O

En´am

O

   

104- Hiç kuşkusuz size Rabbinizden birçok uyarıcı kanıtlar, açık belgeler geldi. Kim bunları görürse, kendi lehine ve kim bunlara karşı göz yumarsa kendi aleyhine davranmış olur. Ben sizin başınızda korucu, bekçi değilim.

Şu Allah katından gelen ayetler... birer kanıttırlar... Kanıtlar doğru yolu gösterirler, insanı doğruya yöneltirler. Bu da aynen öyle... kanıttır... Doğru yolu göstermektedir. Kim görürse bu onun yararına olacaktır. Doğruluk ve aydınlık bulacaktır. Bunun da ötesinde körlükten başka bir şey yoktur. Bunca ayet ve kanıttan sonra, duyu organları iş görmez hale gelmiş, bilinci kapalı, vicdanı körelmiş kör kimseden başkası sapıklık üzere kalmakta ısrar etmez.

Hz. Peygamber (selâm üzerine olsun) böylelerinin işinden uzak olduğunu, onlardan sorumlu olmadığını duyurması için direktif verilmektedir.

"Ben sizin bekçiniz değilim."

Geçen ayette yer alan yüce Allah'ın sıfatına ilişkin şu ifade ile, "Gözler onu görmez.

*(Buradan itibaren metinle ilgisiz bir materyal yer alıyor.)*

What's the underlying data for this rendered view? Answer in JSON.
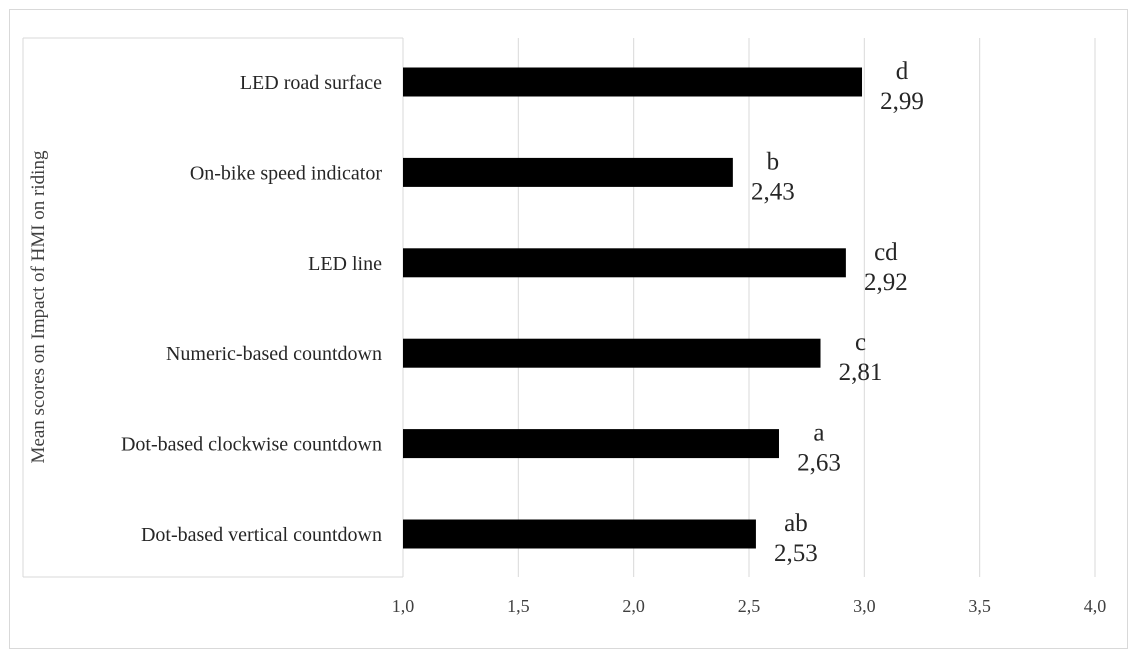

O bütün gözleri görür. O lâtiftir, haberdardır." Ardından gelen, "Rabbinizden size açık kanıtlar geldi. Kim görürse kendi lehine, kim körlük ederse kendi aleyhine davranmış olur" sözü arasındaki atmosfer, gölge ve ifade ahengi gözümüzden kaçmıyor. İfadede, "görülen kanıtlar", "gözler", "gören" ve "kör" kelimelerinin kullanılması da akışa müzikal bir aheng kazandırmaktadır.

ÇEŞİTLİ DELİLLER

Bundan sonra surenin akışı, Hz. Peygambere (selâm üzerine olsun) yönelmekte ve ona evrende yer alan kanıtların bu kadar üstün bir düzeyde açıklanmasından söz etmektedir. Oysa bu düzey hiç de peygamberin ve içinde yaşadığı toplumun okur-yazar olmayışıyla bağdaşmamaktadır. Evrende yer alan bu kanıtların böylesine yüksek bir düzeyde ele alınması -sezme yetenekleri açık olanlar için- bu açıklamanın ilahî bir kaynaktan geldiğini göstermektedir. Buna rağmen müşrikler bu kanıtlarla ikna olmak istemezler. Bu yüzden; "inanç ve evrene ilişkin bu konuları Muhammed (selâm üzerine olsun) kitap ehli birinden öğrenmiştir" derlerdi. Ancak Muhammed (selâm üzerine olsun)'in söz konusu ettiği bu yüksek düzeyli açıklamaların, kitap ehli tarafından da bilinmediğini bilmiyorlardı. İnsanoğlunun şimdiye kadar bildiği ve bundan sonra bileceği tüm bilgilere rağmen, bütün yeryüzü, bu erişilmez düzeye hiçbir şekilde ulaşamamıştır, ulaşamayacak da. Bu yüzden Hz. Peygamber'e (salât ve selâm üzerine olsun) kendisine vahyedilene uy ve müşriklerden yüz çevirme direktifi verilmektedir.